Efflorescence - a natural phenomenon

Efflorescence is a natural phenomenon causing a “whitish” coating to appear on the surface of cement and clay pavers.

It is the formation of salt deposits on or near the surface of the pavers.

This white haze is often blamed on the manufacturer or contractor but there is no way either of them could guarantee that efflorescence will not occur.

This is nature at work and beyond the control of the manufacturer, contractor or homeowner.

Efflorescence happens when salt deposits from the cement used in concrete pavers dissolve in water and rise to the surface and evaporate, leaving a coating of the salt - a “whitish” film on the surface of the pavers.

Efflorescence originates not only from the pavers but also the aggregates used in installation and the subgrade beneath the pavers.

It brings out salts that are not ordinarily part of the cement stone and thus is not a structural problem but an aesthetic one."
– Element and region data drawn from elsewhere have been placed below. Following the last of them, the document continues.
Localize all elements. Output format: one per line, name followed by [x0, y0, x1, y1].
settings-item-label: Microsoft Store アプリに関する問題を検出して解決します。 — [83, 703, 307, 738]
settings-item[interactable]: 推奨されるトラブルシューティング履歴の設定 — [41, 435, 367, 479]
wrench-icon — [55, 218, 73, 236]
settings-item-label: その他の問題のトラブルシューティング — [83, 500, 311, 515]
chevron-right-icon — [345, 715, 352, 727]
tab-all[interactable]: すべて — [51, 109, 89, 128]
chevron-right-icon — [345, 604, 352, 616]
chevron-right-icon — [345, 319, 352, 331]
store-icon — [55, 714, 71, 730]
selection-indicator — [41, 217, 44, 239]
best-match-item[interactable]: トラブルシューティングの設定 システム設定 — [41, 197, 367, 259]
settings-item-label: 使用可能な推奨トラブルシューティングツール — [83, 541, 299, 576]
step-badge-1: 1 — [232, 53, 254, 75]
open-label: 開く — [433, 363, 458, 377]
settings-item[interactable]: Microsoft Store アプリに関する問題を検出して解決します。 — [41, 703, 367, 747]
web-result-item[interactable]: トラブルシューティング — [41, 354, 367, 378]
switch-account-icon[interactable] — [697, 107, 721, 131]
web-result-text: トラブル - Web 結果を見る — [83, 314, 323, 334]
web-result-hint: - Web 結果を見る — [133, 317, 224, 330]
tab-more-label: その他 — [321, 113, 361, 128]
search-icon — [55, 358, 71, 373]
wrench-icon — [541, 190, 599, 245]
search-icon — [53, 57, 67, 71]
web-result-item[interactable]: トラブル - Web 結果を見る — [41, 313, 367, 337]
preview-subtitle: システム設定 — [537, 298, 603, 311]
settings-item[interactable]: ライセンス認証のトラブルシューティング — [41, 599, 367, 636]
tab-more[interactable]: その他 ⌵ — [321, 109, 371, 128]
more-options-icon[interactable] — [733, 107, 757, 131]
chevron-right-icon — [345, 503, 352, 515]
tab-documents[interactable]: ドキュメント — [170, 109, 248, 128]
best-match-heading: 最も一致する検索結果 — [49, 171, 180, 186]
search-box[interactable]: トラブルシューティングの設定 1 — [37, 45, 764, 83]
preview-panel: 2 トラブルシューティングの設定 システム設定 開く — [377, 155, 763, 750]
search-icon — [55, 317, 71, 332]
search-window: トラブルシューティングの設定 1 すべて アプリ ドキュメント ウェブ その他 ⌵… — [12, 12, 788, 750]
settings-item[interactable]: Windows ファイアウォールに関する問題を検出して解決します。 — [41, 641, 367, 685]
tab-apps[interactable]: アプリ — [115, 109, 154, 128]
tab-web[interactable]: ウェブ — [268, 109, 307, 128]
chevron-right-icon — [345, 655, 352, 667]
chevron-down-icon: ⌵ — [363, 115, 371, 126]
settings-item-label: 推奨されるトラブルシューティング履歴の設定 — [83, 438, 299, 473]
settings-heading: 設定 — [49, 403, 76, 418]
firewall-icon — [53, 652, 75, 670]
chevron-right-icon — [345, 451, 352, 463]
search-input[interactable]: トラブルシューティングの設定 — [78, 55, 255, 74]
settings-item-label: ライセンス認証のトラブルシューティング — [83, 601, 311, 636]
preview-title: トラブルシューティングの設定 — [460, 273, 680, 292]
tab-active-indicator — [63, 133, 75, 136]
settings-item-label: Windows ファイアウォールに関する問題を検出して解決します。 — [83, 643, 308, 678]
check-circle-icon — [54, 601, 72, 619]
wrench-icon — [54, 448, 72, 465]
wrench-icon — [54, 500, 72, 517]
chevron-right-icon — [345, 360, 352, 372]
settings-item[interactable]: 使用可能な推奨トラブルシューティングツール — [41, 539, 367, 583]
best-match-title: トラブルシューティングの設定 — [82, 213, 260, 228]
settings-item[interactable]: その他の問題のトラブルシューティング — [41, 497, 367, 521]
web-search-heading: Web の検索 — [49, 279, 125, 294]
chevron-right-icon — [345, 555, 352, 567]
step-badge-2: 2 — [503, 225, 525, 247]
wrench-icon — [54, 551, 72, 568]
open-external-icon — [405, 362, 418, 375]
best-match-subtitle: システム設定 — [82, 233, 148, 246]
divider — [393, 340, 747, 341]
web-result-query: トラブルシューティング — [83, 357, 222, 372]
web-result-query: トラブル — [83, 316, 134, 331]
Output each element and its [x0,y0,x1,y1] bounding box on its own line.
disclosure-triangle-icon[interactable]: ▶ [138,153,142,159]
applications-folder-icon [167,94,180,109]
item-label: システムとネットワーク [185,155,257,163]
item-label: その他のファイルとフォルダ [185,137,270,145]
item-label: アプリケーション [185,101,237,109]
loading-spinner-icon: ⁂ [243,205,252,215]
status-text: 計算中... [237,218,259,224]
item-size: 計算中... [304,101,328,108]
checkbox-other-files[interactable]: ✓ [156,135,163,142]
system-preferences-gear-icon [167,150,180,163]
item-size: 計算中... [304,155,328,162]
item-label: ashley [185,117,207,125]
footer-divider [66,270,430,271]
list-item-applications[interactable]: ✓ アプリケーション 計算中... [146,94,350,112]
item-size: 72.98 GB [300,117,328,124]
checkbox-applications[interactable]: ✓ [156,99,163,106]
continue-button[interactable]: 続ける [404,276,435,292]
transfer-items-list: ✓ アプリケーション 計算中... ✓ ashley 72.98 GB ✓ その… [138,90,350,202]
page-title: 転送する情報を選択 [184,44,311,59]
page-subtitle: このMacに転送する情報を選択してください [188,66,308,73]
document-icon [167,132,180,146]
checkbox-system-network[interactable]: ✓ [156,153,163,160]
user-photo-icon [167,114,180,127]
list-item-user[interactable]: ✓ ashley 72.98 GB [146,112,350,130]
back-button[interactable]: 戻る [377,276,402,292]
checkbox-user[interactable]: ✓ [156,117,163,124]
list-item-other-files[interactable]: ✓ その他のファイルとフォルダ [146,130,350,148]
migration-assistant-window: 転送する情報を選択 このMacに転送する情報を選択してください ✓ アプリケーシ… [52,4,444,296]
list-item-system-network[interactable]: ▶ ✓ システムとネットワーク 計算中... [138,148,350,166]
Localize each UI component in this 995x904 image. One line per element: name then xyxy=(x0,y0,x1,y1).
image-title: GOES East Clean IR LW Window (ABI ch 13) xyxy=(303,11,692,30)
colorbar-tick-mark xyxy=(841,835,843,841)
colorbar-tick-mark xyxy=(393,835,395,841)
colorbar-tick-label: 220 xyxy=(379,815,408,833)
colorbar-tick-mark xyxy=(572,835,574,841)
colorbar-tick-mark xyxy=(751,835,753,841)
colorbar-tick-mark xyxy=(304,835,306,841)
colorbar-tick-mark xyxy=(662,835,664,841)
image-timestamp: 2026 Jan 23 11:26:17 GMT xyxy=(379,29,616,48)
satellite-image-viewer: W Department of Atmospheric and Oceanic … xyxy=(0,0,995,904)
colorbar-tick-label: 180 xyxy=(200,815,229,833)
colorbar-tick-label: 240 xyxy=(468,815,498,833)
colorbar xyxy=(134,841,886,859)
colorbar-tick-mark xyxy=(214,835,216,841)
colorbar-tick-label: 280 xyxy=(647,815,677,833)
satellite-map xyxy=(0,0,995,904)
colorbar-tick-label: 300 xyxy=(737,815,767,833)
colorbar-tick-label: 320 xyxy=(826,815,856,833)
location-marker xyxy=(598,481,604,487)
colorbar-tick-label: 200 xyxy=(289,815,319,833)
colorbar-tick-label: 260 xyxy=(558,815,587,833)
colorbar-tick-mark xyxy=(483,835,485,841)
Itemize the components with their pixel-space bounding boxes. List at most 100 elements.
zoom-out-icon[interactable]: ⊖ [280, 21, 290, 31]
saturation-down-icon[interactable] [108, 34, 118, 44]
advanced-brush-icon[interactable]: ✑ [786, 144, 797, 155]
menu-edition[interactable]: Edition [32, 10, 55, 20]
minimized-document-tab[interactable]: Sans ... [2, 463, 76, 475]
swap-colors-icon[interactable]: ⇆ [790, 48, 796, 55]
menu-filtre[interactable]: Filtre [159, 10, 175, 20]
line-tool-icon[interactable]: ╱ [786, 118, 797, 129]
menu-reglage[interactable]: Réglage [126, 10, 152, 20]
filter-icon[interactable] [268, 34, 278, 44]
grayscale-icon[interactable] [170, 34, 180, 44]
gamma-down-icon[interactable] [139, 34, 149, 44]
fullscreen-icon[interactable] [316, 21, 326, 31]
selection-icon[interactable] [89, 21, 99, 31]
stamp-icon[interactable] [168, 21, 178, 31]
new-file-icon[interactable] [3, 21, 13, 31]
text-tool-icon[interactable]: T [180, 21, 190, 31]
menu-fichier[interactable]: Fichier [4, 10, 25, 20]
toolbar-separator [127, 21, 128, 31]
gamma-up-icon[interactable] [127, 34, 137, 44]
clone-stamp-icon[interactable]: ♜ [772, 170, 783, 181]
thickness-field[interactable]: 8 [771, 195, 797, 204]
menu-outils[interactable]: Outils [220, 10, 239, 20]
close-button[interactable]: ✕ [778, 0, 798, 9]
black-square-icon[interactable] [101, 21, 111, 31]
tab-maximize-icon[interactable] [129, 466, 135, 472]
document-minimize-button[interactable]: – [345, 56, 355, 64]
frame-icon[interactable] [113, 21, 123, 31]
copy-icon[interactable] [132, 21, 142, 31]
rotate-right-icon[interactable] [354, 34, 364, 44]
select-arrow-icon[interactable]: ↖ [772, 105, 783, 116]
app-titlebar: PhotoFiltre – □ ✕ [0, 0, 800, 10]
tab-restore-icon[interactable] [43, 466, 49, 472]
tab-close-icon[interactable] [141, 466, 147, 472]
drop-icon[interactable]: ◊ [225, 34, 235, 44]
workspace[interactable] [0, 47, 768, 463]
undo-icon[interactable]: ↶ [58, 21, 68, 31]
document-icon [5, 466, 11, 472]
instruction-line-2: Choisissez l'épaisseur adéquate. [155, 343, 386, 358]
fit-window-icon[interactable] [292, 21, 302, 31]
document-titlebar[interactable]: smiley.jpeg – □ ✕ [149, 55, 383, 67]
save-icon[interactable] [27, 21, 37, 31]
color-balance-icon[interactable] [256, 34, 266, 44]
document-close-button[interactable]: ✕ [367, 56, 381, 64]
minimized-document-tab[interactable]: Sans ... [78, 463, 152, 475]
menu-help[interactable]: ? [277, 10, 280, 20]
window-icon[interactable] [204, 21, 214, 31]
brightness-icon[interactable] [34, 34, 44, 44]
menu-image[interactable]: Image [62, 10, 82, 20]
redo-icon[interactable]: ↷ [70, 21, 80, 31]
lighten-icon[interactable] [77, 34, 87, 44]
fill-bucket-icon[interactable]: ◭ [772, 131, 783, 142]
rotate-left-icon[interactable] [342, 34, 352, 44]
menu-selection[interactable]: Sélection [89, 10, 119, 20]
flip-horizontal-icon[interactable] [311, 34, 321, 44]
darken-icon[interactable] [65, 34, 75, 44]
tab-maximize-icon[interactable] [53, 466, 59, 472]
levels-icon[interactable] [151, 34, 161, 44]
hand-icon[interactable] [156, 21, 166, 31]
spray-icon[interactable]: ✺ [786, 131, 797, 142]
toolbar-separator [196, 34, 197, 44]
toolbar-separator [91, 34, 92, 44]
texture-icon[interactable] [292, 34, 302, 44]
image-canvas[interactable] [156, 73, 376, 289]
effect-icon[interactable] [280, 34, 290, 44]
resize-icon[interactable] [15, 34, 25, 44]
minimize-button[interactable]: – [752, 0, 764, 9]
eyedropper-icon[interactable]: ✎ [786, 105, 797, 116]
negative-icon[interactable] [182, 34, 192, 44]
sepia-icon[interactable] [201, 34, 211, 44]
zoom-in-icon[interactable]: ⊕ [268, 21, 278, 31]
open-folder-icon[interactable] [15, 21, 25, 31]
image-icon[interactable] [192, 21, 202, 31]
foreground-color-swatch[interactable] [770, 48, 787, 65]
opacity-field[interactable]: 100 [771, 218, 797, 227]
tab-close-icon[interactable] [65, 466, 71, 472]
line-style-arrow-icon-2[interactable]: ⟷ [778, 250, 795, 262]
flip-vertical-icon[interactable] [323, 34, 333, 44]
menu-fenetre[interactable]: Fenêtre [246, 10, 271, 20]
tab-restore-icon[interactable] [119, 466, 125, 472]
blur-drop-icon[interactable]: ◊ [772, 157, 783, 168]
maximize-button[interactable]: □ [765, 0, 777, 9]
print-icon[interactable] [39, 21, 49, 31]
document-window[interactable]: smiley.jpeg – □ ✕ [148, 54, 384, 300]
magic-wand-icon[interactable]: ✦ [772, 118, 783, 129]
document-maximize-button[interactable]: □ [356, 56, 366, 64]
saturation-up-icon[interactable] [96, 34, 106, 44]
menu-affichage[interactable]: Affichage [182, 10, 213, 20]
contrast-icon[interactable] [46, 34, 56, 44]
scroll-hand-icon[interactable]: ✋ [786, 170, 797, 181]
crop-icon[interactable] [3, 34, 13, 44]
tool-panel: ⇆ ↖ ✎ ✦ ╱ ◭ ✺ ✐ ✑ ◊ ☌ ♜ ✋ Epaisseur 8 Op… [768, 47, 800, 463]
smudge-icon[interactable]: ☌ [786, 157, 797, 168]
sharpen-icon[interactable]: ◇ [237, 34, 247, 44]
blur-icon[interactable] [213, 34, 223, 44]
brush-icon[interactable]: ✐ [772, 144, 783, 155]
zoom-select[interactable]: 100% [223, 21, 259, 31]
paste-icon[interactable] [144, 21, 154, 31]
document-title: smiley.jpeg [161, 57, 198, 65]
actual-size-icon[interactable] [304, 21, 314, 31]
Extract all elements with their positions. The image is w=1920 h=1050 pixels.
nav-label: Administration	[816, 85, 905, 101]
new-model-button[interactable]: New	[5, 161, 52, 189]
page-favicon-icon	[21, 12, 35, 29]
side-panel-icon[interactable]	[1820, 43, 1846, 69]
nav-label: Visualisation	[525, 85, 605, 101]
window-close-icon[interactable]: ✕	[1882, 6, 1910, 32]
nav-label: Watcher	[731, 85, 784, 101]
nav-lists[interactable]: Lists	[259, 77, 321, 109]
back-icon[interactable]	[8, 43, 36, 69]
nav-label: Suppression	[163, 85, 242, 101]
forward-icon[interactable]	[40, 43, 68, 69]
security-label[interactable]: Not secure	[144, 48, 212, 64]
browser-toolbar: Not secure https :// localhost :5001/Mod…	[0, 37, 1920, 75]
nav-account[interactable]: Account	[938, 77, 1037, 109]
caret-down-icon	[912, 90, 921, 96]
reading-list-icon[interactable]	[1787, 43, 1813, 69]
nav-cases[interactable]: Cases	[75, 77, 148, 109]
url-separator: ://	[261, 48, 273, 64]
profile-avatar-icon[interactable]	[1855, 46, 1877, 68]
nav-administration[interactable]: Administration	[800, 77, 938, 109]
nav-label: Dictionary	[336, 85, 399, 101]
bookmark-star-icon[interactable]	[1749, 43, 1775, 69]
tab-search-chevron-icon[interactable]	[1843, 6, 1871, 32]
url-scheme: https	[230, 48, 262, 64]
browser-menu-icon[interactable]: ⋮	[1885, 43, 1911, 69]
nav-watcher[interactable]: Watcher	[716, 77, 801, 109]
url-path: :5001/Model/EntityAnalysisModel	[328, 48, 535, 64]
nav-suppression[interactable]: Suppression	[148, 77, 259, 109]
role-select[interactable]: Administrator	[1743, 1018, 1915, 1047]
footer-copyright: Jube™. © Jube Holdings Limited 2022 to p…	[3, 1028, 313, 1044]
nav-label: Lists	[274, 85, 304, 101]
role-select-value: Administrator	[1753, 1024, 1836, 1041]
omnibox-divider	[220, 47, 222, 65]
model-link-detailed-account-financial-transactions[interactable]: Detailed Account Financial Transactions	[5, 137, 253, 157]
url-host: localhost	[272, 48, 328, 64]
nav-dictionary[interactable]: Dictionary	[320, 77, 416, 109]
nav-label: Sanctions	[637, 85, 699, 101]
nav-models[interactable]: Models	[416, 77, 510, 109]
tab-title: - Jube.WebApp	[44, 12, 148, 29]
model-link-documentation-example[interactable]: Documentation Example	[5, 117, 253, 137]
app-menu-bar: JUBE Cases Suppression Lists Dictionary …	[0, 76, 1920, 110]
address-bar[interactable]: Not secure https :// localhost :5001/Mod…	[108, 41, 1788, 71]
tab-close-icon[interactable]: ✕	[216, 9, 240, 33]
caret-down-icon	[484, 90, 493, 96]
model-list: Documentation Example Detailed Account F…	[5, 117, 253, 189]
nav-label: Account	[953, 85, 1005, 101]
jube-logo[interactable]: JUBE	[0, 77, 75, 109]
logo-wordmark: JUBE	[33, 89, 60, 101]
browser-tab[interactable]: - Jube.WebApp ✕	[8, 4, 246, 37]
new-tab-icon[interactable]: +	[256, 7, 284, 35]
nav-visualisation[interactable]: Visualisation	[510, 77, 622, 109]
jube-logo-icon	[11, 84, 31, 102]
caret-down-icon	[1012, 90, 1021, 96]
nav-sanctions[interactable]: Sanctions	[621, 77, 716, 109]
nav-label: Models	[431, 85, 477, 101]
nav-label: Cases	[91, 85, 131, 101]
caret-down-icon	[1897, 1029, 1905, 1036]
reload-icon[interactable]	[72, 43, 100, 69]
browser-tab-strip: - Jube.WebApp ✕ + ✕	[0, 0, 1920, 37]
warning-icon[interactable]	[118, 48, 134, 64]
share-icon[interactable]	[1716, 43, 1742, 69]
The water soluble salts are found in cement, clay bricks and sand and dissolve in moisture either present in the building material (primary efflorescence) or from rainfall, groundwater or other sources (secondary efflorescence). The more porous the material, the easier it is for the salts to travel to the surface.

It will disappear over time –although no-one can say exactly how long it will last. It may be a few weeks or a few months. The worst case scenario is about 2 years.

In many instances rain will simply wash away white efflorescence.

Efflorescence does not cause any long-term harm to the paving.The effects are purely aesthetic, and it does not affect the strength or durability of concrete.

The best means of treating an affected area is by allowing natural weathering to take place.

For the technically minded here is a more detailed, scientific description of what is happening.

As the cement and weather chemically react together, Calcium Hydroxide is produced. and as the concrete dries it reacts with carbon dioxide in the atmosphere to produce Calcium Carbonate – the discolouration you see on the pavers. Efflorescence on concrete pavers is Calcium Carbonate with lesser quantities of other carbonate, sulphate, and chloride salts while for clay pavers, it is Sodium Chloride – or table salt – together with sulphates and some carbonate.

Calcium Oxide, Carbon Dioxide, and Hydrogen Oxide (water) are the three main ingredients.

These chemicals interact with certain weather conditions that can speed up or slow down the chemical reactions.

Most of the Calcium Oxide will come from the paving itself, it may also be present in the sub-base - especially where concrete is used.

Water comes from above (rain or dew ) or the ground below or manmade sources of water such as sprinklers or hosepipes.